Key Responsibilities
- Design, deploy, and maintain HPC cluster infrastructure to ensure high availability and performance.
- Manage and configure job scheduling systems such as PBS and SLURM.
- Implement and maintain monitoring solutions using Grafana, Nagios, Prometheus, and Ganglia.
- Administer cluster management tools including Bright Cluster Manager, xCAT, and Puppet for infrastructure automation.
- Configure and troubleshoot high-speed networking technologies including InfiniBand and Gigabit Ethernet.
- Perform system performance analysis, profiling, and debugging using tools like Intel VTune, Valgrind, and gprof.
- Provide application support for scientific and engineering workloads using GNU and Intel CUDA compilers, as well as MKL libraries.

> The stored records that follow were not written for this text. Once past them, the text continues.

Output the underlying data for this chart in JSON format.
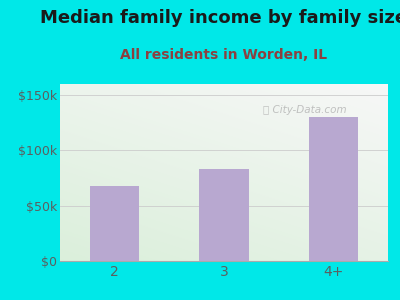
{
  "categories": [
    "2",
    "3",
    "4+"
  ],
  "values": [
    68000,
    83000,
    130000
  ],
  "bar_color": "#b8a8d0",
  "title": "Median family income by family size",
  "subtitle": "All residents in Worden, IL",
  "title_color": "#1a1a1a",
  "subtitle_color": "#8b4040",
  "background_color": "#00e8e8",
  "plot_bg_color_topleft": "#d8eed8",
  "plot_bg_color_white": "#f5f5f5",
  "yticks": [
    0,
    50000,
    100000,
    150000
  ],
  "ytick_labels": [
    "$0",
    "$50k",
    "$100k",
    "$150k"
  ],
  "ylim": [
    0,
    160000
  ],
  "tick_label_color": "#5a6060",
  "watermark": "City-Data.com",
  "title_fontsize": 13,
  "subtitle_fontsize": 10,
  "tick_fontsize": 9
}
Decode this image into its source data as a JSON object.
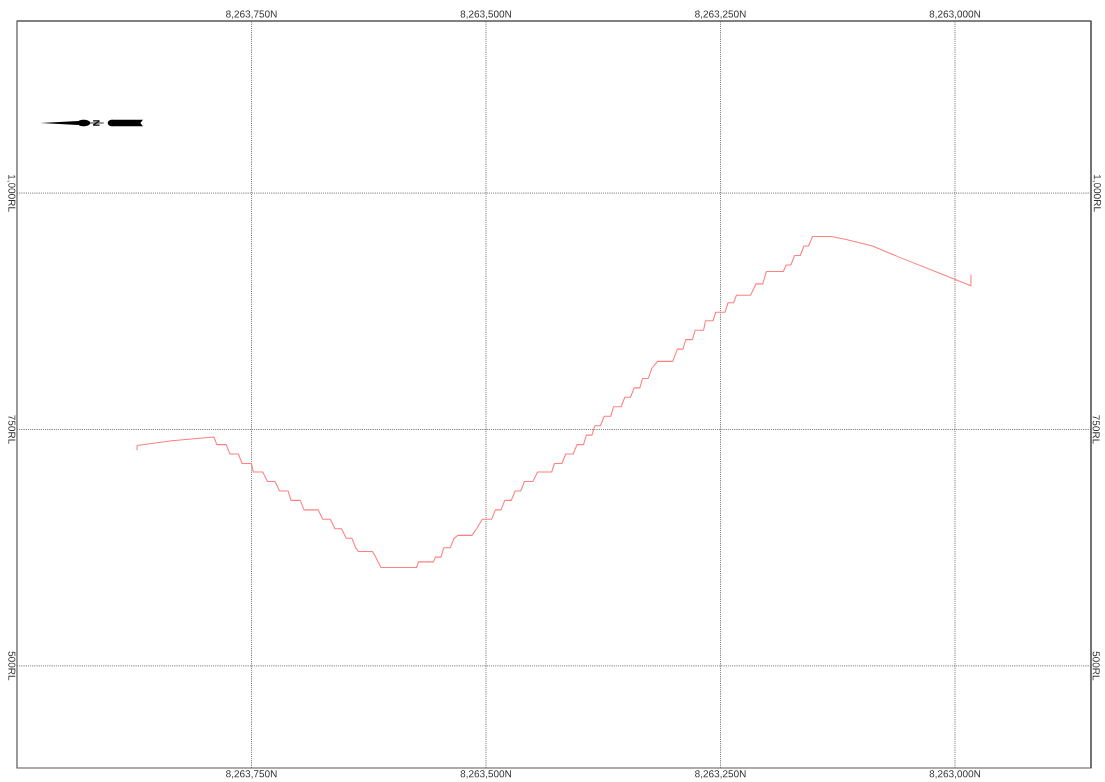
{
  "chart_data": {
    "type": "line",
    "series": [
      {
        "color": "#ff8080",
        "x": [
          8263872,
          8263872,
          8263835,
          8263790,
          8263787,
          8263777,
          8263773,
          8263764,
          8263760,
          8263750,
          8263748,
          8263738,
          8263733,
          8263725,
          8263720,
          8263711,
          8263708,
          8263698,
          8263694,
          8263679,
          8263674,
          8263666,
          8263661,
          8263654,
          8263649,
          8263643,
          8263639,
          8263636,
          8263621,
          8263618,
          8263612,
          8263574,
          8263572,
          8263556,
          8263554,
          8263548,
          8263545,
          8263538,
          8263534,
          8263530,
          8263515,
          8263510,
          8263504,
          8263494,
          8263490,
          8263484,
          8263480,
          8263473,
          8263469,
          8263463,
          8263459,
          8263450,
          8263445,
          8263430,
          8263427,
          8263419,
          8263415,
          8263407,
          8263403,
          8263396,
          8263393,
          8263387,
          8263384,
          8263378,
          8263374,
          8263367,
          8263364,
          8263356,
          8263352,
          8263346,
          8263342,
          8263336,
          8263333,
          8263327,
          8263323,
          8263317,
          8263301,
          8263296,
          8263290,
          8263287,
          8263280,
          8263277,
          8263268,
          8263266,
          8263258,
          8263255,
          8263245,
          8263242,
          8263236,
          8263233,
          8263218,
          8263212,
          8263205,
          8263201,
          8263183,
          8263180,
          8263175,
          8263171,
          8263165,
          8263161,
          8263156,
          8263152,
          8263132,
          8263116,
          8263088,
          8263059,
          8263031,
          8263003,
          8262983,
          8262983
        ],
        "values": [
          728,
          733,
          738,
          742,
          734,
          734,
          724,
          724,
          714,
          714,
          705,
          705,
          695,
          695,
          685,
          685,
          675,
          675,
          665,
          665,
          655,
          655,
          645,
          645,
          635,
          635,
          625,
          621,
          621,
          616,
          604,
          604,
          610,
          610,
          615,
          615,
          625,
          625,
          635,
          638,
          638,
          645,
          655,
          655,
          665,
          665,
          675,
          675,
          685,
          685,
          695,
          695,
          705,
          705,
          714,
          714,
          724,
          724,
          734,
          734,
          744,
          744,
          754,
          754,
          764,
          764,
          774,
          774,
          784,
          784,
          794,
          794,
          804,
          804,
          815,
          822,
          822,
          835,
          835,
          845,
          845,
          855,
          855,
          865,
          865,
          874,
          874,
          884,
          884,
          892,
          892,
          904,
          904,
          917,
          917,
          924,
          924,
          934,
          934,
          944,
          944,
          954,
          954,
          951,
          944,
          932,
          921,
          910,
          902,
          914
        ]
      }
    ],
    "xlim": [
      8264000,
      8262855
    ],
    "xticks": [
      {
        "value": 8263750,
        "label": "8,263,750N"
      },
      {
        "value": 8263500,
        "label": "8,263,500N"
      },
      {
        "value": 8263250,
        "label": "8,263,250N"
      },
      {
        "value": 8263000,
        "label": "8,263,000N"
      }
    ],
    "x2lim": [
      8264000,
      8262855
    ],
    "x2ticks": [
      {
        "value": 8263750,
        "label": "8,263,750N"
      },
      {
        "value": 8263500,
        "label": "8,263,500N"
      },
      {
        "value": 8263250,
        "label": "8,263,250N"
      },
      {
        "value": 8263000,
        "label": "8,263,000N"
      }
    ],
    "ylim": [
      392,
      1182
    ],
    "yticks": [
      {
        "value": 500,
        "label": "500RL"
      },
      {
        "value": 750,
        "label": "750RL"
      },
      {
        "value": 1000,
        "label": "1,000RL"
      }
    ],
    "y2lim": [
      392,
      1182
    ],
    "y2ticks": [
      {
        "value": 500,
        "label": "500RL"
      },
      {
        "value": 750,
        "label": "750RL"
      },
      {
        "value": 1000,
        "label": "1,000RL"
      }
    ],
    "grid": true,
    "annotations": [
      "N"
    ]
  }
}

- Manage virtualization environments using Proxmox and handle license management tools like FlexLM.
- Configure and maintain storage solutions including parallel file systems and enterprise object storage platforms.
- Ensure system security, patching, and compliance in Red Hat Linux environments.
- Collaborate with research, engineering, and IT teams to optimize workloads and resource utilization.
- Document system architecture, processes, and troubleshooting guides.
Required Skills & Qualifications
- 5–10 years of experience in HPC systems administration or engineering.
- Strong experience with job schedulers such as PBS and SLURM.
- Hands-on experience with monitoring tools: Grafana, Nagios, Prometheus, Ganglia.
- Expertise in cluster management tools like Bright Cluster Manager, xCAT, and Puppet.
- Solid understanding of HPC networking, including InfiniBand and Ethernet.
- Experience with performance profiling and debugging tools (Intel VTune, Valgrind, gprof).
- Familiarity with compilers and libraries: GNU, Intel CUDA, MKL.
- Experience with virtualization platforms like Proxmox and license management (FlexLM).
- Knowledge of storage technologies: parallel file systems (e.g., Lustre, GPFS) and object storage.
- Strong Linux administration skills, specifically Red Hat Enterprise Linux.
- Scripting skills (Bash, Python, or similar) for automation and troubleshooting.